Periodic breather waves, stripe-solitons and interaction solutions for the (3+1)-dimensional variable-coefficient Kadomtsev–Petviashvili-like equation

The Kadomtsev–Petviashvili (KP) equation is a key model for weakly nonlinear dispersive waves, helping to understand wave behavior in complex systems like ion-acoustic waves in plasma and fluid dynamics. This work presents the (3+1)-dimensional Kadomtsev–Petviashvili-like (KP-like) equation with variable coefficients, concentrating on its novel localized waves and interaction solutions. The investigation begins by applying the superposition principle to the bilinear form of the equation to construct positive complexiton solutions up to the third order. Additionally, the Hirota bilinear method and ansatz function scheme are used to construct the exact solutions exhibit N-solitons, lump waves, breather waves and intriguing interactions such as lump-periodic waves, lump-rogue waves.
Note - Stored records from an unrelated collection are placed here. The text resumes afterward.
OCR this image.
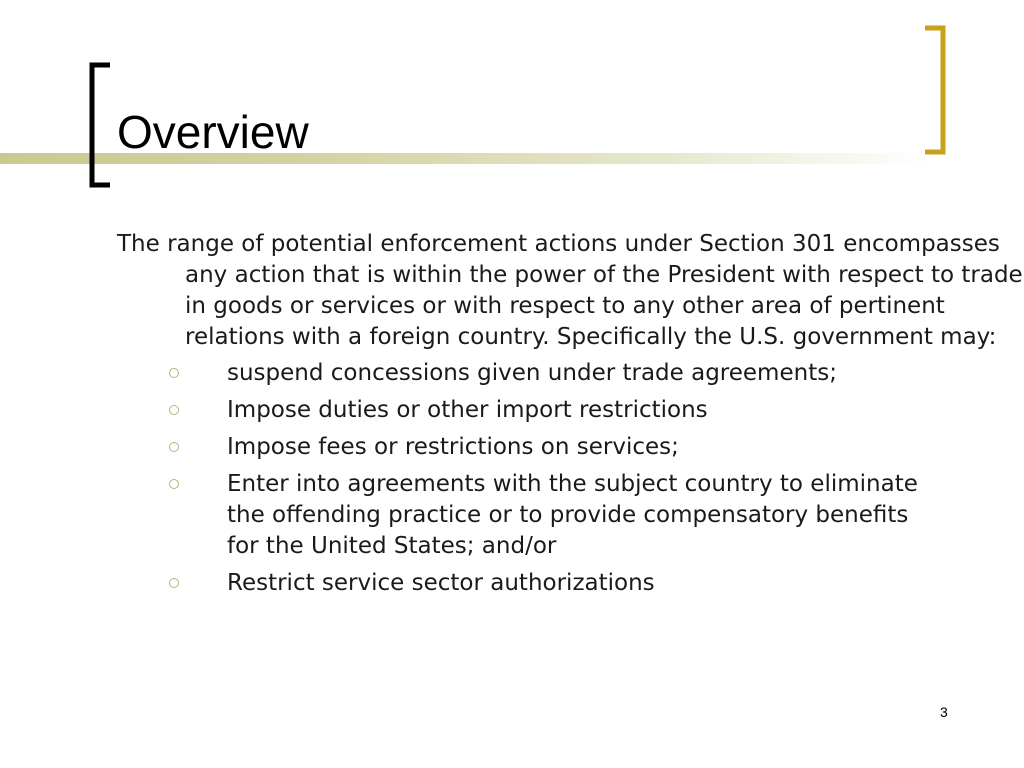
Overview

The range of potential enforcement actions under Section 301 encompasses any action that is within the power of the President with respect to trade in goods or services or with respect to any other area of pertinent relations with a foreign country. Specifically the U.S. government may:

suspend concessions given under trade agreements;
Impose duties or other import restrictions
Impose fees or restrictions on services;
Enter into agreements with the subject country to eliminate the offending practice or to provide compensatory benefits for the United States; and/or
Restrict service sector authorizations
3
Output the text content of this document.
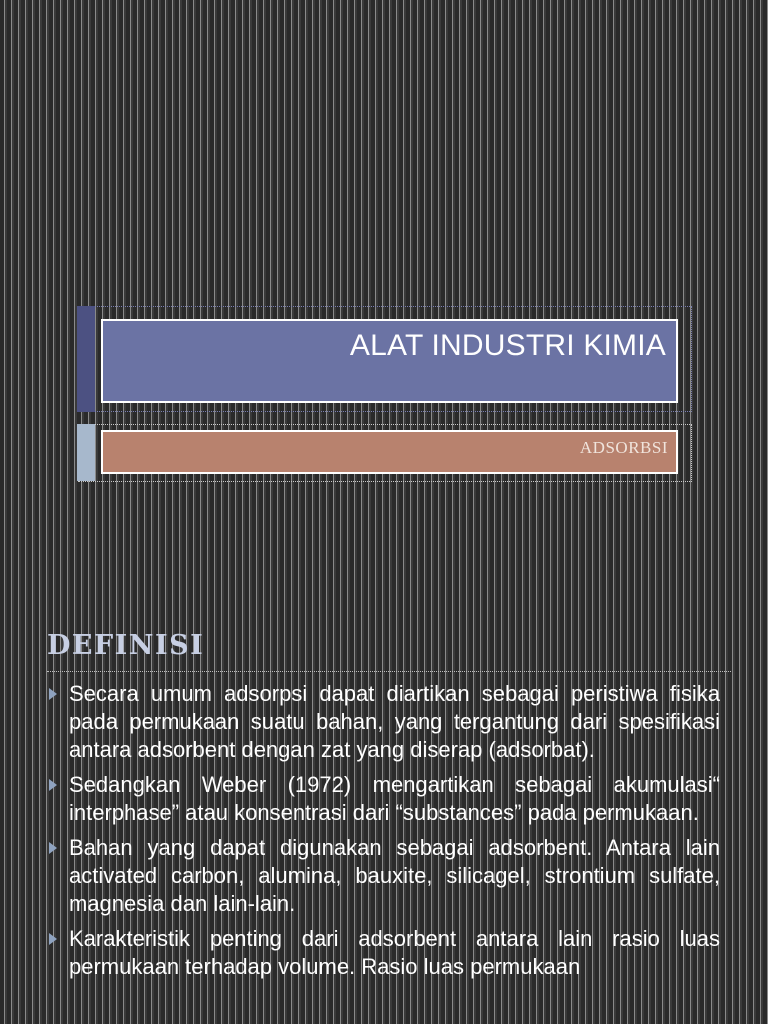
ALAT INDUSTRI KIMIA
ADSORBSI
DEFINISI
Secara umum adsorpsi dapat diartikan sebagai peristiwa fisika pada permukaan suatu bahan, yang tergantung dari spesifikasi antara adsorbent dengan zat yang diserap (adsorbat).
Sedangkan Weber (1972) mengartikan sebagai akumulasi“ interphase” atau konsentrasi dari “substances” pada permukaan.
Bahan yang dapat digunakan sebagai adsorbent. Antara lain activated carbon, alumina, bauxite, silicagel, strontium sulfate, magnesia dan lain-lain.
Karakteristik penting dari adsorbent antara lain rasio luas permukaan terhadap volume. Rasio luas permukaan
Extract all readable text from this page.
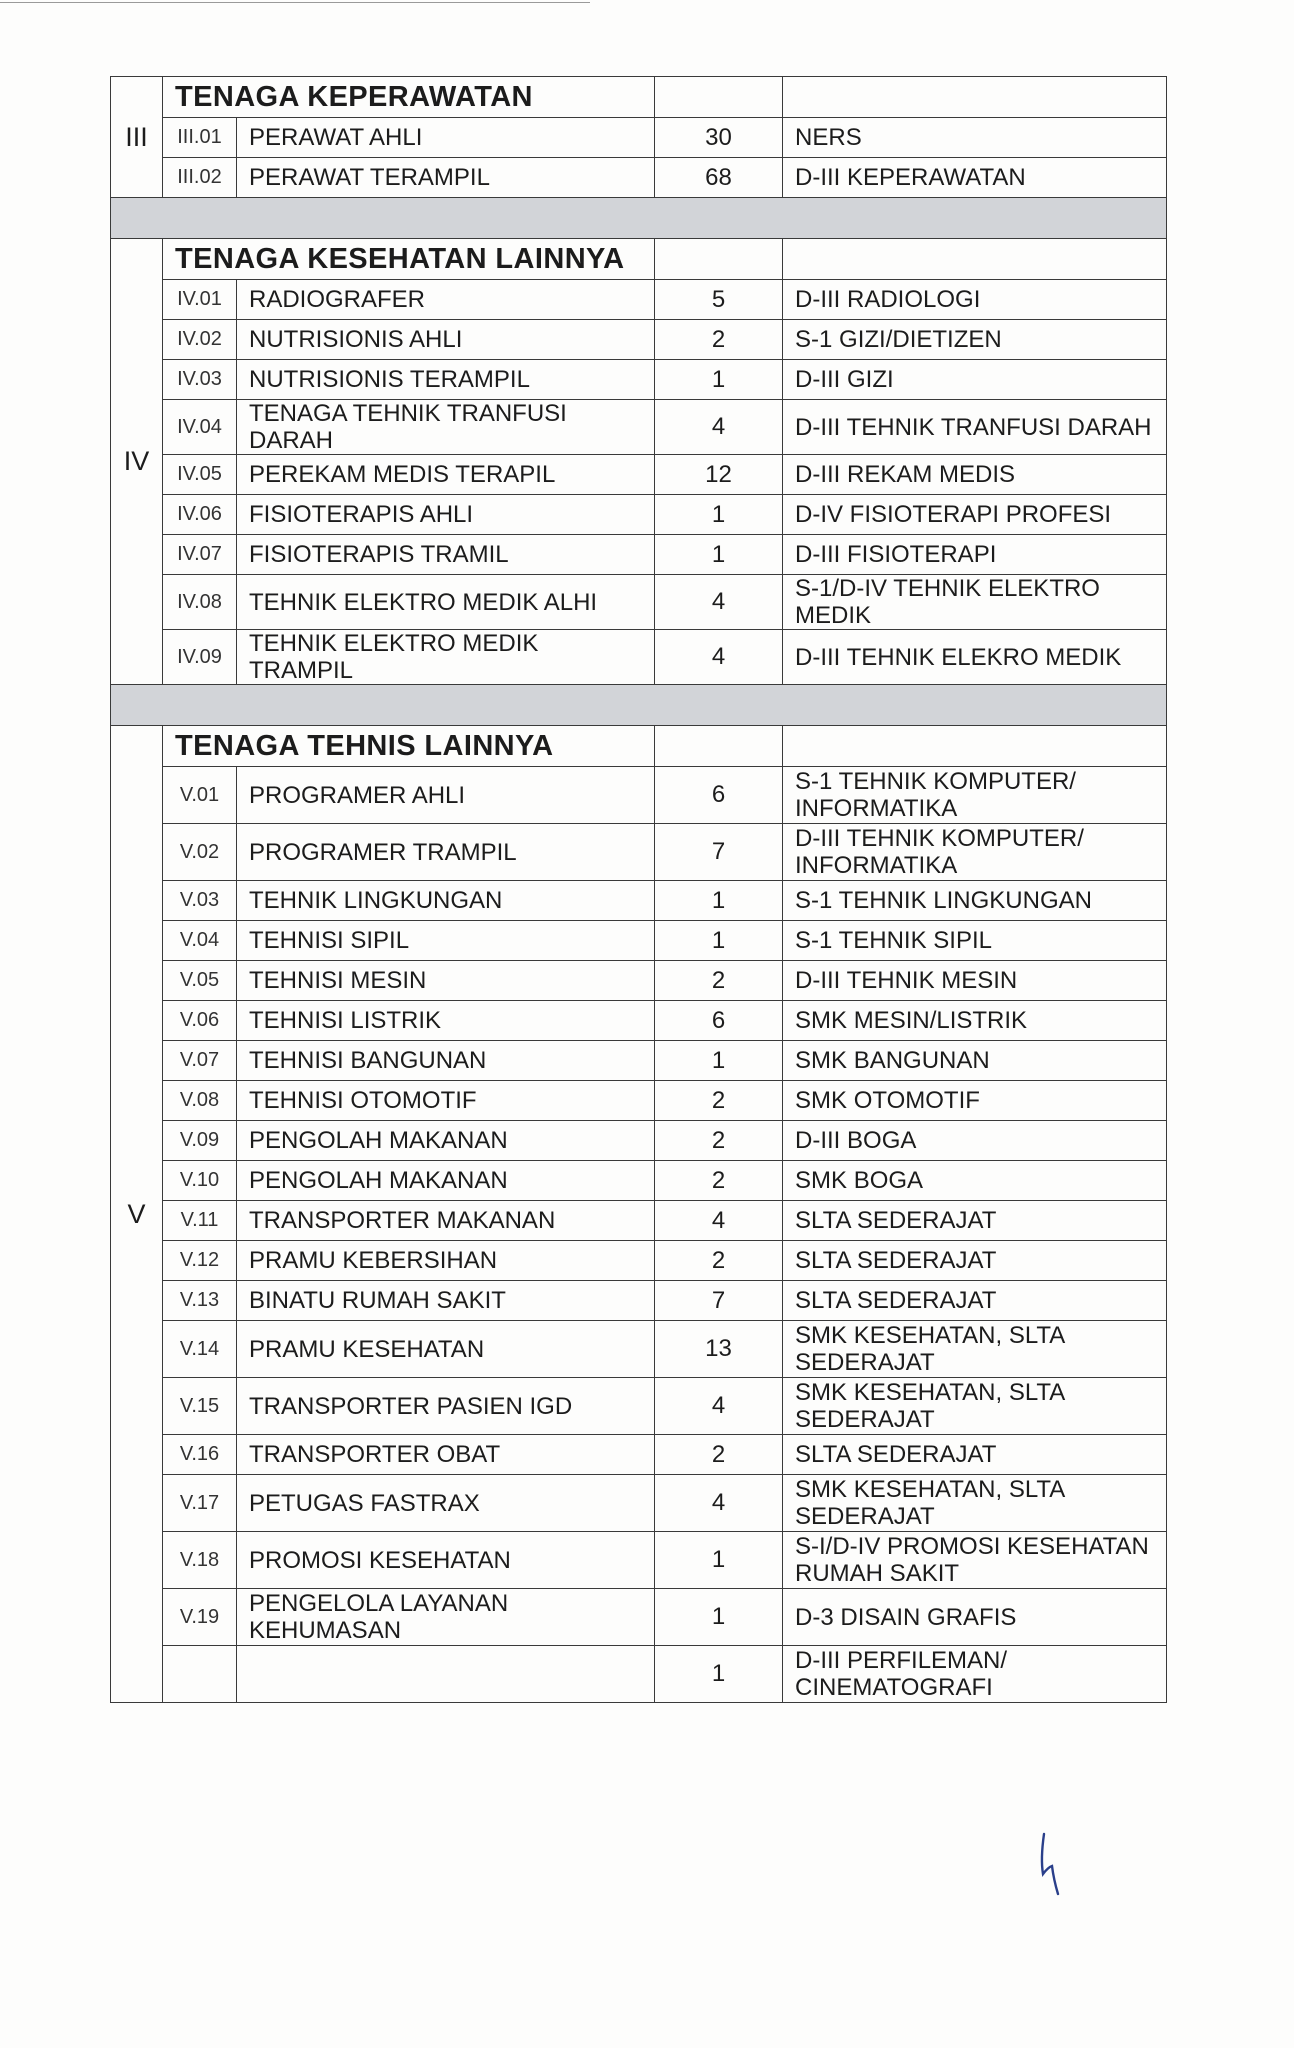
III	TENAGA KEPERAWATAN			
	III.01	PERAWAT AHLI	30	NERS
	III.02	PERAWAT TERAMPIL	68	D-III KEPERAWATAN

IV	TENAGA KESEHATAN LAINNYA			
	IV.01	RADIOGRAFER	5	D-III RADIOLOGI
	IV.02	NUTRISIONIS AHLI	2	S-1 GIZI/DIETIZEN
	IV.03	NUTRISIONIS TERAMPIL	1	D-III GIZI
	IV.04	TENAGA TEHNIK TRANFUSI DARAH	4	D-III TEHNIK TRANFUSI DARAH
	IV.05	PEREKAM MEDIS TERAPIL	12	D-III REKAM MEDIS
	IV.06	FISIOTERAPIS AHLI	1	D-IV FISIOTERAPI PROFESI
	IV.07	FISIOTERAPIS TRAMIL	1	D-III FISIOTERAPI
	IV.08	TEHNIK ELEKTRO MEDIK ALHI	4	S-1/D-IV TEHNIK ELEKTRO MEDIK
	IV.09	TEHNIK ELEKTRO MEDIK TRAMPIL	4	D-III TEHNIK ELEKRO MEDIK

V	TENAGA TEHNIS LAINNYA			
	V.01	PROGRAMER AHLI	6	S-1 TEHNIK KOMPUTER/ INFORMATIKA
	V.02	PROGRAMER TRAMPIL	7	D-III TEHNIK KOMPUTER/ INFORMATIKA
	V.03	TEHNIK LINGKUNGAN	1	S-1 TEHNIK LINGKUNGAN
	V.04	TEHNISI SIPIL	1	S-1 TEHNIK SIPIL
	V.05	TEHNISI MESIN	2	D-III TEHNIK MESIN
	V.06	TEHNISI LISTRIK	6	SMK MESIN/LISTRIK
	V.07	TEHNISI BANGUNAN	1	SMK BANGUNAN
	V.08	TEHNISI OTOMOTIF	2	SMK OTOMOTIF
	V.09	PENGOLAH MAKANAN	2	D-III BOGA
	V.10	PENGOLAH MAKANAN	2	SMK BOGA
	V.11	TRANSPORTER MAKANAN	4	SLTA SEDERAJAT
	V.12	PRAMU KEBERSIHAN	2	SLTA SEDERAJAT
	V.13	BINATU RUMAH SAKIT	7	SLTA SEDERAJAT
	V.14	PRAMU KESEHATAN	13	SMK KESEHATAN, SLTA SEDERAJAT
	V.15	TRANSPORTER PASIEN IGD	4	SMK KESEHATAN, SLTA SEDERAJAT
	V.16	TRANSPORTER OBAT	2	SLTA SEDERAJAT
	V.17	PETUGAS FASTRAX	4	SMK KESEHATAN, SLTA SEDERAJAT
	V.18	PROMOSI KESEHATAN	1	S-I/D-IV PROMOSI KESEHATAN RUMAH SAKIT
	V.19	PENGELOLA LAYANAN KEHUMASAN	1	D-3 DISAIN GRAFIS
			1	D-III PERFILEMAN/ CINEMATOGRAFI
Also, we extract the two cross-stripe solitons, two parallel stripe solitons, x-periodic breather, y-periodic breather and (x,y)-periodic breather waves, each representing different wave characteristics. To demonstrate and highlight the physical significance of the dynamics, we present solutions in 3D and contour plots with careful selected values of the free parameters. The originality of this work stems from the fact that these results, particularly for the equation with variable coefficients, have not been previously examined. This work provides a benchmark analysis of the KP equation, offering new perspectives on soliton dynamics and interactions with variable coefficients.